Infatti, ci sono diversi modi
di svolgere la stessa attività. Però, in base alla consapevolezza
dell’importanza dell’opera alla quale stiamo cooperando,
l’impegno e l’efficacia saranno più o meno grandi. Non solo. I
meriti che possiamo ottenere presso la misericordia di Dio possono
anche diventare molto più numerosi e la grazia può arricchire i
frutti soprannaturali che puntiamo raggiungere.
Orbene, come si sa,
l’apostolato della buona stampa è un’opera molte meritevole.

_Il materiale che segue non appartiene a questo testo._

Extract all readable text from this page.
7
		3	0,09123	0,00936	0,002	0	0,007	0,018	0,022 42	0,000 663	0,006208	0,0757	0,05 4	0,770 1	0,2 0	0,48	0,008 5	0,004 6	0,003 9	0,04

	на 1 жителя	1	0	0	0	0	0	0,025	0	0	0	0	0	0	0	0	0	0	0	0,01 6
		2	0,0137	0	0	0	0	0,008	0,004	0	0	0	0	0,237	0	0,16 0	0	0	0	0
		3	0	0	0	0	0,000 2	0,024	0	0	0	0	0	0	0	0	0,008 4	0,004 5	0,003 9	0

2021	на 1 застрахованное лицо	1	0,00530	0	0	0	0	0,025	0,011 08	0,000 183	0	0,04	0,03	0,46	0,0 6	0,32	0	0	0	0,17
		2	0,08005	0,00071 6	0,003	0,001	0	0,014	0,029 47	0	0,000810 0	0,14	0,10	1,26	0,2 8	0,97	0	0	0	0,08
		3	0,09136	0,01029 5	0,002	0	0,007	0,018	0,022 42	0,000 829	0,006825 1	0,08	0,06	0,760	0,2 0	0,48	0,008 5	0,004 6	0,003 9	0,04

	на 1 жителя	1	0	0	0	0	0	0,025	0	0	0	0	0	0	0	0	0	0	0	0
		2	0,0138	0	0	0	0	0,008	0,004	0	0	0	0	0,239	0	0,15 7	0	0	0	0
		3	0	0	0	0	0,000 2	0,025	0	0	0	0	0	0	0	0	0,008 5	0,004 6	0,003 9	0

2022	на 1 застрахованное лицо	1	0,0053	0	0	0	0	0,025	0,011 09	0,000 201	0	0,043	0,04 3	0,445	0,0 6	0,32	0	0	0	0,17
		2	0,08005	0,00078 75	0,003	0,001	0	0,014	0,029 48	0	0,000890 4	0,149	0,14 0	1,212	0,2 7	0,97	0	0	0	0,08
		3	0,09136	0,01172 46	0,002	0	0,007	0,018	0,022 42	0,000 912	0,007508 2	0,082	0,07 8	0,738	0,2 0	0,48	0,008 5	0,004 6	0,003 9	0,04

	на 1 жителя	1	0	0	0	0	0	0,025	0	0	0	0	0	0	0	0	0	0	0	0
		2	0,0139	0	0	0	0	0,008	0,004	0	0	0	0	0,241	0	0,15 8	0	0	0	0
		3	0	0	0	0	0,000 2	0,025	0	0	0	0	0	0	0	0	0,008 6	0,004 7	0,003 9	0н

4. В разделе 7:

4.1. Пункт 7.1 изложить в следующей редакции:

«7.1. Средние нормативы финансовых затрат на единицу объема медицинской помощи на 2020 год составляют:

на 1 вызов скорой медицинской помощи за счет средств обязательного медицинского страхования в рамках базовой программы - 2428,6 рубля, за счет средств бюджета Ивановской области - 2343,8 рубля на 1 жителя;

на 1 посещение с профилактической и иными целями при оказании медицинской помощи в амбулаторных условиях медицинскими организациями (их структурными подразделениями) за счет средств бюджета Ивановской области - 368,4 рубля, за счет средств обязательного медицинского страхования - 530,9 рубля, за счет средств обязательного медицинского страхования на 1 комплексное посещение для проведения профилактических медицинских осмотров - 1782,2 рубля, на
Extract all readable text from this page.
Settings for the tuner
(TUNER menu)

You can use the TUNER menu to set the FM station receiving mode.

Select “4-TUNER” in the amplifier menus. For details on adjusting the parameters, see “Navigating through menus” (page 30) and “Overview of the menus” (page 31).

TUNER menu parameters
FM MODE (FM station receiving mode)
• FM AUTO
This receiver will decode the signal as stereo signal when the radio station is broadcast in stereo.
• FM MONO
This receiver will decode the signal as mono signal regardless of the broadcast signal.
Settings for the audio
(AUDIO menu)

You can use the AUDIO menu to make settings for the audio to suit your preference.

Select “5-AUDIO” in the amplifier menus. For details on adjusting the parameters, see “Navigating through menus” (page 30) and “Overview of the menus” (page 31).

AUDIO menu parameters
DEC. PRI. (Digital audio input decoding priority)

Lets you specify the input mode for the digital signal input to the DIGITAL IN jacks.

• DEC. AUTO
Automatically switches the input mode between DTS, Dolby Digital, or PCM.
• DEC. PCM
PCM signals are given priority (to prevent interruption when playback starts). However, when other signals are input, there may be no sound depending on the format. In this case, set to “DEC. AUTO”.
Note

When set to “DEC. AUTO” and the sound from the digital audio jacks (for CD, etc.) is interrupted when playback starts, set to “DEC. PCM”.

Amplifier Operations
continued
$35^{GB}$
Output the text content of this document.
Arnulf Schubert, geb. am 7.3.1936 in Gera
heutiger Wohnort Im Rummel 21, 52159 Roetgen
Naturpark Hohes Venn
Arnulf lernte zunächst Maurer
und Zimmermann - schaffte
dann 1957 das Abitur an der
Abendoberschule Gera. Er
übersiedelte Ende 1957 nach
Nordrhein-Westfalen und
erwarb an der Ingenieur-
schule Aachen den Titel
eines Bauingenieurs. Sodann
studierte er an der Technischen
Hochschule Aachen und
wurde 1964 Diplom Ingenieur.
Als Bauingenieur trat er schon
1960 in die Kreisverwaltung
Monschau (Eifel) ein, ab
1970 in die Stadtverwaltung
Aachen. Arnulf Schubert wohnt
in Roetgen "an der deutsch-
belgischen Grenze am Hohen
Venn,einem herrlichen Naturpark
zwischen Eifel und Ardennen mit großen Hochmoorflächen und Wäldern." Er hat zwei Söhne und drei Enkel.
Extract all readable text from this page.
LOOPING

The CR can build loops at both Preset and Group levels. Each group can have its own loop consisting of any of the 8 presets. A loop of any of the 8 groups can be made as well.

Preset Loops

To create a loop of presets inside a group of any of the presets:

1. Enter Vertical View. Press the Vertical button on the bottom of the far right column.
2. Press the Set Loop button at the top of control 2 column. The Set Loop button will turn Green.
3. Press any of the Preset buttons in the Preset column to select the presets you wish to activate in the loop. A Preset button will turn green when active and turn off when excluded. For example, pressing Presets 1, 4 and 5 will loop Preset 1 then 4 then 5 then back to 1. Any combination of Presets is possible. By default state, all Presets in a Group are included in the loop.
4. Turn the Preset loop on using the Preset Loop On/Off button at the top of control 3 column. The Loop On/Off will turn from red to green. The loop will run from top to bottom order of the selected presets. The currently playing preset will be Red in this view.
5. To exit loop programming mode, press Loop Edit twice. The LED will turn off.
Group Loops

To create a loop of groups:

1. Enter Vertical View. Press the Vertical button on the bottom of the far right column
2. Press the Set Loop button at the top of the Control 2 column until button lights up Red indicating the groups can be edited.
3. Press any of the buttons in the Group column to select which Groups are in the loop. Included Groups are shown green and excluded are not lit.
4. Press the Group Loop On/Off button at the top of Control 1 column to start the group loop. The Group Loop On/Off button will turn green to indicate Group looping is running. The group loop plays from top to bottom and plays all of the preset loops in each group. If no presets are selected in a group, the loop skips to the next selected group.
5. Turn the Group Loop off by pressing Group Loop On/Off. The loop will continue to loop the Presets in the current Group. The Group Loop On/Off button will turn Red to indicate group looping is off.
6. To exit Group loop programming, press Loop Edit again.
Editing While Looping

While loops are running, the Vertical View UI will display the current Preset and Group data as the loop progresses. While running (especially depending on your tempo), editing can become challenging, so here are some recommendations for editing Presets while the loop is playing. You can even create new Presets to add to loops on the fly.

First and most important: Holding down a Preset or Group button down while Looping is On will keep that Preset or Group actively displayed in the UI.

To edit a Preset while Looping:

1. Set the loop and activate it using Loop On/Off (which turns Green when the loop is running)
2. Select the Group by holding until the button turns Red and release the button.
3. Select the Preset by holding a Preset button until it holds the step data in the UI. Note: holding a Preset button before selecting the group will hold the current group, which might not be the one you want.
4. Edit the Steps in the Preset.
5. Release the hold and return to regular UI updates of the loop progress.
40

Uno degli esempi di ciò lo abbiamo nei numerosissimi scritti di San
Giovanni Bosco.
A questo proposito il
Fondatore dei Salesiani ha fatto una Circolare ai suoi figli
spirituali in cui spiega, appunto, l’importanza della diffusione
dei buoni libri per la gloria di Dio e la salvezza delle anime:
“Chi dona un libro buono, non avesse altro merito che destare un
pensiero di Dio, ha già acquistato un merito incomparabile presso
Dio”, scrisse Don Bosco.
Facendo ognuno le dovute
applicazione al suo caso concreto, siamo sicuri che queste parole di
questo grande formatore della gioventù saranno di grande utilità
anche ai nostri cari lettori.
Dalla “Circolare ai
Salesiani per la diffusione dei buoni libri, del 19-3-1885”:
Carissimi figliuoli in G. C.
(…) Desideroso di vedervi
ogni giorno più crescere in zelo ed in meriti al cospetto di Dio, non lascerò di suggerirvi di quando in quando i vari mezzi che io credo
migliori, onde possa riuscire sempre più fruttuoso il vostro
ministero.
Fra
questi
quello che io intendo caldamente
raccomandarvi, per la gloria di Dio e la salute delle anime, si è
la diffusione dei buoni libri. Io non esito a chiamare Divino questo
mezzo, poiché Dio stesso se ne giovò a rigenerazione
dell’uomo. Furono i libri da esso ispirati che portarono in tutto
il mondo la retta dottrina. (…)
Tocca dunque a noi imitare
l’opera del Celeste Padre. I
libri buoni, diffusi nel popolo, sono uno dei mezzi atti a mantenere
il regno del Salvatore in tante anime. I pensieri, i principii,
la morale di un libro cattolico sono sostanza tratta dai libri e
dalla tradizione Apostolica. Sono essi tanto più necessari in
quanto che l’empietà e l’immoralità oggigiorno si attiene a
quest’arma per fare strage nell’ovile di Gesù Cristo, per
condurre e per trascinare in perdizione gli incauti e i
disobbedienti. Quindi è necessario opporre arma ad arma.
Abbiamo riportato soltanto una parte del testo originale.